The continuous search for more bioactive and biocompatible ingredients has led cosmetic peptides to establish themselves as powerful and innovative tools for skin care, as they offer solutions to a variety of skin problems.

The main use of peptides in cosmetics is to prevent skin aging, both when caused by intrinsic factors, such as the natural degradation of the collagen and elastin matrix, or extrinsic factors, such as aging caused by UV rays.

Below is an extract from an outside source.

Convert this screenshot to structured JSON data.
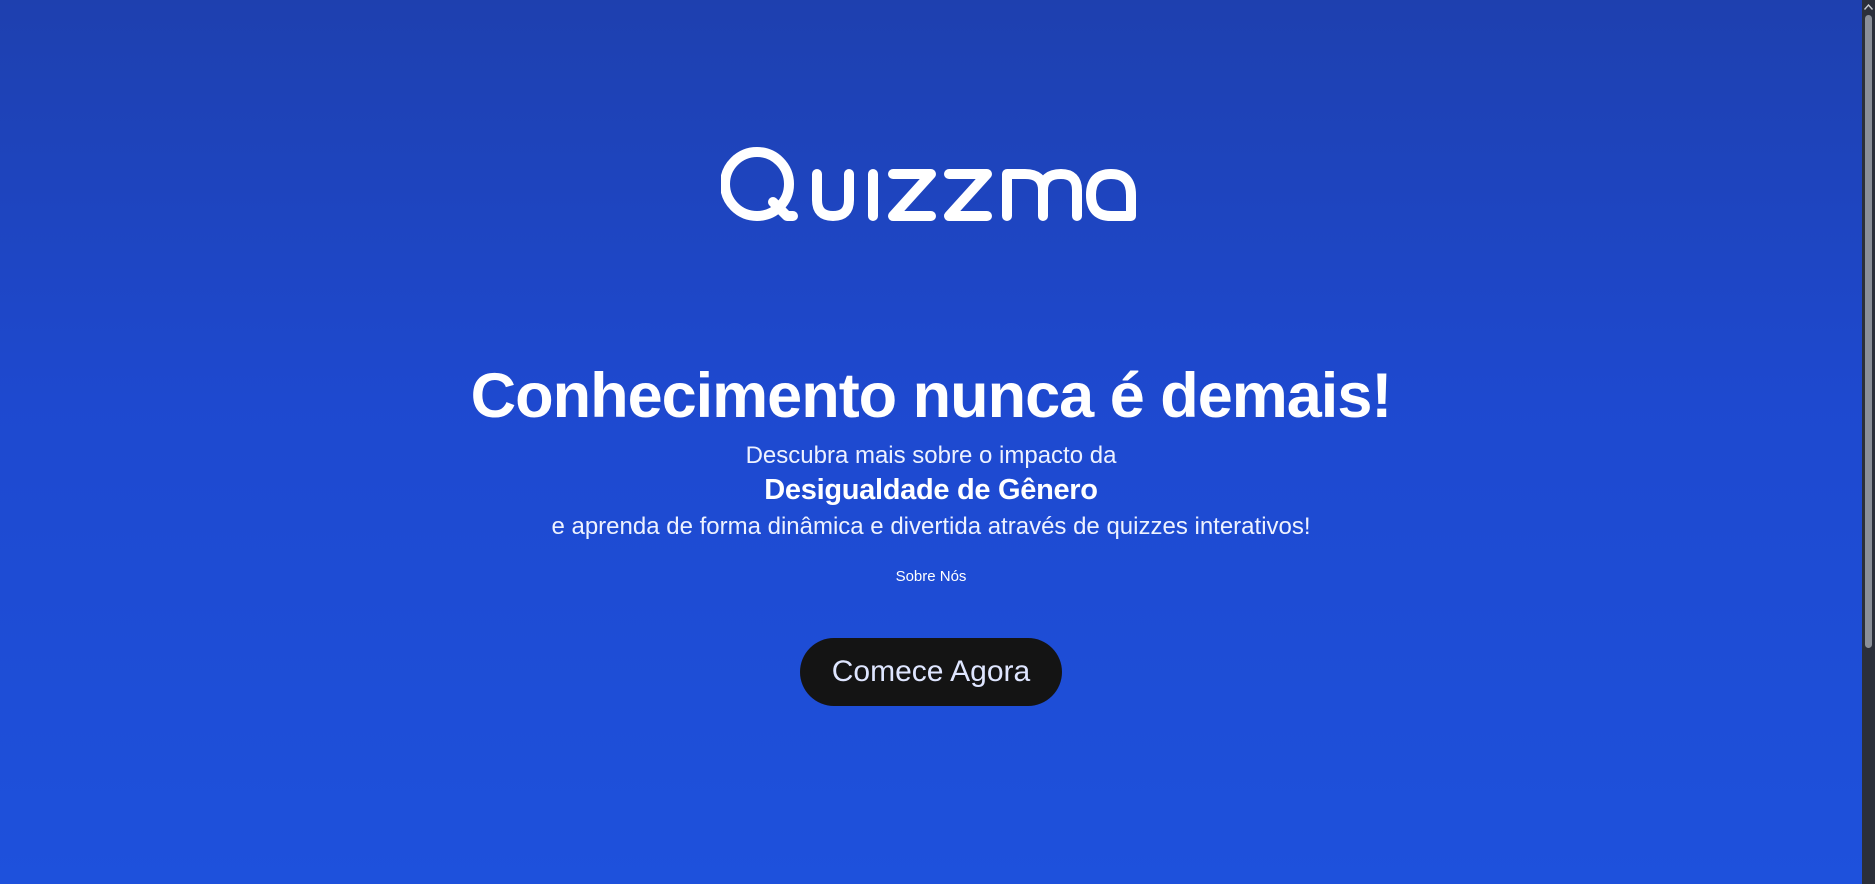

The mechanics of this action are extremely variable, from the generation of collagen to the inhibition of metalloproteases, from antioxidant and anti-inflammatory effects to the suppression of elastase, hyaluronidase or neurotransmitters linked to involuntary muscle micromovements (hyperkinesis) of the subcutaneous layer that contributes to the formation of wrinkles.
Recent research has also discovered that certain peptides have wound-healing and tissue-regenerating properties. Other peptides are used as antimicrobials, to reduce or eliminate skin spots, or, in the case of lipopeptides, as surfactants.
Use of peptides in modern cosmetics
Peptides are used in cosmetics and especially in cosmeceuticals, with a wide range of functions:
- from transport,
- to signaling,
- to inhibition of neurotransmitters or enzymes.
However, these peptides also have some deficiencies, the major one being their low membrane penetration capability and, consequently, a poor bioavailability. Peptides are also not particularly stable, even if there are ways to increase both of these factors. A further problem of peptides is the possibility of allergic reactions. In Europe, the use of peptides in cosmetics is controlled by Regulation (EC) No. 1223/2009 and its subsequent updates and additions.

In conclusion, the use of peptides in cosmetics and cosmeceuticals is very promising, despite the deficiencies that they present, and the number of fields in which they can find applications is constantly growing.
The possibility of deriving these peptides from natural sources, such as plants, algae and other marine organisms, instead of producing them synthetically, is also of great interest. More specifically, hydrolysates derived from plants and microalgae, if subsequently purified, can have various applications.